A cruise ship carrying descendants of some of the people who died on the Titanic set sail from a British port Sunday to retrace the doomed liner's route on its maiden voyage 100 years ago.
The Titanic Memorial Cruise is carrying 1,309 passengers, the same number as were on the White Star ship, and departed from Southampton docks in southern England.
Many turned up to board the MS Balmoral in period Edwardian costumes, with some as first class passengers, others as steerage travellers and some as crew.
As part of the 12-night voyage, the cruise will also stop at the location in the Atlantic Ocean where the original ship hit an iceberg and sank on April 15, 1912, and those on board will hold a memorial service.
"It is still quite unbelievable what happened that night," said Jane Allen, who was travelling on the memorial cruise with her husband Frank.
She said her great aunt and uncle left on the Titanic on their honeymoon. The aunt survived aboard one of the lifeboats, but her uncle stayed on board and was among the more than 1,500 people who died.
Around 50 of those on board were related to Titanic victims, organisers said.
Passenger Graham Free, 37, was dressed as a Edwardian gentleman but said he did not think the cruise was exploiting the tragedy.
"I have been a fan of the Titanic since I was nine years old and this cruise is the closest you are going to get to it," he said.
"We are not here to mock. We are here to enjoy and remember those who were unfortunately lost. I think it's going to be emotional when we get above the wreck site and have the service."

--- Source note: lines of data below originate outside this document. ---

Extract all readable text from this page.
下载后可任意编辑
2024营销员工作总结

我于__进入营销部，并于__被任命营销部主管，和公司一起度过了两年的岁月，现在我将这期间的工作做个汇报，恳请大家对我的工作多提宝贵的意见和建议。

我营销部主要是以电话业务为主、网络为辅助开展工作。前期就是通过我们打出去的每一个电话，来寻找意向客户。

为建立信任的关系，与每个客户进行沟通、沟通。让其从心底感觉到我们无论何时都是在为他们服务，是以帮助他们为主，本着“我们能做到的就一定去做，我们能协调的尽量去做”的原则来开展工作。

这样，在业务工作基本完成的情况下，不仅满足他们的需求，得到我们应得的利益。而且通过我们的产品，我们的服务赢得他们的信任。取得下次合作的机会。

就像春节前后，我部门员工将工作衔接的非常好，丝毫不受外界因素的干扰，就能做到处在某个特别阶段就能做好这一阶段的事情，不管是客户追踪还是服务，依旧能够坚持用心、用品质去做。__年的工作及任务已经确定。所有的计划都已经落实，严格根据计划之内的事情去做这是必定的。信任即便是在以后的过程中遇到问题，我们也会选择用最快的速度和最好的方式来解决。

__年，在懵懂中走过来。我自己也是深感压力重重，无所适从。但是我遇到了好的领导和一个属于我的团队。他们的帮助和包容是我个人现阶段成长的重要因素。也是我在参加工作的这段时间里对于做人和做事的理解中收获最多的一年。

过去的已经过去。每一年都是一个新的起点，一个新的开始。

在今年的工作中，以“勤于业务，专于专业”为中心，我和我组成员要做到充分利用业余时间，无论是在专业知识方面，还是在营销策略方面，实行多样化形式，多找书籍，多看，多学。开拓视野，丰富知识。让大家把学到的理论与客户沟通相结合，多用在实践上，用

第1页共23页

Organisers are trying to recreate the experience of travelling on the Titanic -- albeit safely this time -- with food from the original menus and a band from Belgium to play period music.
The band is in honour of the musicians who played on the Titanic as it sank beneath the waves with the loss of 1,514 lives.
People from 28 different countries booked places on the voyage, which cost between £2,799 and £5,995 ($4,441/3,390 euros and $9,512/7,261 euros) per person.
However the Balmoral had to leave two days earlier than the Titanic did as it cannot steam as fast.
Cruise organiser Miles Morgan said it was a "very, very special cruise", especially for the relatives of those who died.
"This cruise has been five years in the making and every step of the way we have sought to make it authentic to the era and a sympathetic memorial to the passengers and crew who lost their lives," he said.
The boat will also stop at Cherbourg in France and Cobh in Ireland, just as the Titanic did.
Carmel Bradburn, 55, who is originally from Manchester in northwest England but now lives in Australia, said she was "fanatical about the Titanic."
"It's an amazing story and I have been reading about it but I'm not so keen on the film. Just think we are doing this 100 years later," she said.
Her partner Andreas Storic, 51, added: "I don't think the cruise is morbid. It's like saying Gallipoli is morbid or commemorating the war. Remembering those who died is not morbid."
A second cruise from New York is due to meet up with the British ship over the wreck site.